That's actually not true. There's great evidence for the fact that hunter-gatherer societies had a fairly good distribution of gender power. It is only with the advent of "civilization", i.e. agriculture, that we find great power differentials, including the power of men over women.
I add that your indignation seems rather misguided. If "male-oriented power dynamics" could so easily take charge, how on earth can be conclude that women were not "intrinsically inferior"?
> It is only with the advent of "civilization", i.e. agriculture, that we find great power differentials, including the power of men over women.
And it is only with the advent of "civilization"/agriculture that we find writing. Note that the writing discussed in this article is about someone owing some barley to someone else.
> It is only with the advent of "civilization", i.e. agriculture, that we find great power differentials, including the power of men over women
That is exactly what I'm saying. Do you somehow contend that hunter-gatherers societies are more likely to have left written records that have survived to today?

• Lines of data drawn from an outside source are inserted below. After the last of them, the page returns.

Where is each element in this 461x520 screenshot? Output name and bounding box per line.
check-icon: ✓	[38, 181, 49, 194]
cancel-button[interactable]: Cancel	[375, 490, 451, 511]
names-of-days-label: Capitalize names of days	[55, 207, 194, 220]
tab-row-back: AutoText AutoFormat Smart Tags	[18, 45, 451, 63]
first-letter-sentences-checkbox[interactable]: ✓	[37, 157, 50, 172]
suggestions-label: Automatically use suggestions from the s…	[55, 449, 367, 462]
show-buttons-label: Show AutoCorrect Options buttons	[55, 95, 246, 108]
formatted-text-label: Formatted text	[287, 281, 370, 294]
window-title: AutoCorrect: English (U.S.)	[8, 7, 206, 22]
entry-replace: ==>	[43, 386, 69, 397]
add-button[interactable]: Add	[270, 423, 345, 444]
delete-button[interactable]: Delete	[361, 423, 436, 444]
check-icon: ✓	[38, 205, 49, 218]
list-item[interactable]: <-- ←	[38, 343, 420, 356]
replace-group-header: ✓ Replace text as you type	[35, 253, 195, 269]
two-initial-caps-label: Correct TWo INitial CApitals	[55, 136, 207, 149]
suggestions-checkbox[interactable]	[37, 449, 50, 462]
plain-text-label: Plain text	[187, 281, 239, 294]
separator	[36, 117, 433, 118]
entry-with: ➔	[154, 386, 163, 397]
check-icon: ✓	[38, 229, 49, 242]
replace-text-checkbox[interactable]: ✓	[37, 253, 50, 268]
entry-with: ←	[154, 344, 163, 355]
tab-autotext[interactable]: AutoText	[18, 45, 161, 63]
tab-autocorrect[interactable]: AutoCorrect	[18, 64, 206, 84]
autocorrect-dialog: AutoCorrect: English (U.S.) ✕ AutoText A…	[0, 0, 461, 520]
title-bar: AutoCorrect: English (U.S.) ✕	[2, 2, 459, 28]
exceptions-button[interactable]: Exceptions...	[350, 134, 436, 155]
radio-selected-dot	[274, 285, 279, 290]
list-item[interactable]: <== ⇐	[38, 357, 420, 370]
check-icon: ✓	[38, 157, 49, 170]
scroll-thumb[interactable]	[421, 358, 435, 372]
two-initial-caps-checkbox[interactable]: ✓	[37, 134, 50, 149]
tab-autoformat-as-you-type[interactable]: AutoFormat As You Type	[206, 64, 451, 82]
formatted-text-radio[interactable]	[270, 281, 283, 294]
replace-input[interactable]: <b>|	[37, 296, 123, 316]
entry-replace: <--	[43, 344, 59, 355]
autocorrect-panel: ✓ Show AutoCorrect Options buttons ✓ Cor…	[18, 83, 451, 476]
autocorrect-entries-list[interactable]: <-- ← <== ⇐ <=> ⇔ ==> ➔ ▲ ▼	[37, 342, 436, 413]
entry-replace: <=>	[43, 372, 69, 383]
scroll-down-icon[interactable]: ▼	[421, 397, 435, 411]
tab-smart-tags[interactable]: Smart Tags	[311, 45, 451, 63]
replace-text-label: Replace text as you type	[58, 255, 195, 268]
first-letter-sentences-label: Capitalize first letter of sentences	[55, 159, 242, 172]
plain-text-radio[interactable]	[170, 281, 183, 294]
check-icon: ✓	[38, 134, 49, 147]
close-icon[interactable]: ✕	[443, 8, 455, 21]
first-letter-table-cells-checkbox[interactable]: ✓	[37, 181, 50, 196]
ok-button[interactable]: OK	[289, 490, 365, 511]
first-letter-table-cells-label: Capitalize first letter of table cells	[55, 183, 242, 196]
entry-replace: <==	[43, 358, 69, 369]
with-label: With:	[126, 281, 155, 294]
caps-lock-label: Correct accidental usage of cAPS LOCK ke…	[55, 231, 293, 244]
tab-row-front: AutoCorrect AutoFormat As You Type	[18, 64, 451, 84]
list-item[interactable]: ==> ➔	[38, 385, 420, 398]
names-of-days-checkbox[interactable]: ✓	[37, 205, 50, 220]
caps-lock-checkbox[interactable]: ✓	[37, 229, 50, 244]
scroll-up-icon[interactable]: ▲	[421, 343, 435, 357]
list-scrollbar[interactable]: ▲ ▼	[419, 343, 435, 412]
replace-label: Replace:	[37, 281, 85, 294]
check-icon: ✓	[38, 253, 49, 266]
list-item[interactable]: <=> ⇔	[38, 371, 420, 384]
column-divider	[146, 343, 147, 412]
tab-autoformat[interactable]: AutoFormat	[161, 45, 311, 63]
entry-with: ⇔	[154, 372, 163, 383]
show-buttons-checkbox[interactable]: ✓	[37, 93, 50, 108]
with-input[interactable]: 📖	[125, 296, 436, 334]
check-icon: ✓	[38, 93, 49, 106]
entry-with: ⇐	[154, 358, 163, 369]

You're trying to make some kind of argument about what is likely to happen for a single data point defined only by the exceptional circumstances that surround it. More importantly, it doesn't matter what you think is more likely, because there's no way for you to use that information to make a meaningful decision.
Not a single data point. First principles and logical analysis.
Let me put it more simply:
Did hunter-gatherer societies invent more artifacts that survived until today or did agricultural societies? This is an objectively quantifiable actuality we could check.
Which societies that we know about today had developed writing surfaces that persist until today? This is something we can check.
Be reasonable. Clearly, based on everything we know today, we're talking about agricultural societies here, not hunter-gatherer societies.
First principles and logical analysis do not tell you anything about circumstantial facts of human culture like "who was the first person to knit a sweater" or "was it a male or female name that happened to be found on the earliest artifact found by 2016."
Now, a male name might be more likely, but that tells you nothing about what it actually was. That kind of analysis is not appropriate for answering such a question. It answers some completely different question.
I add that your indignation seems rather misguided. If "male-oriented power dynamics" could so easily take charge, how on earth can be conclude that women were not "intrinsically inferior"?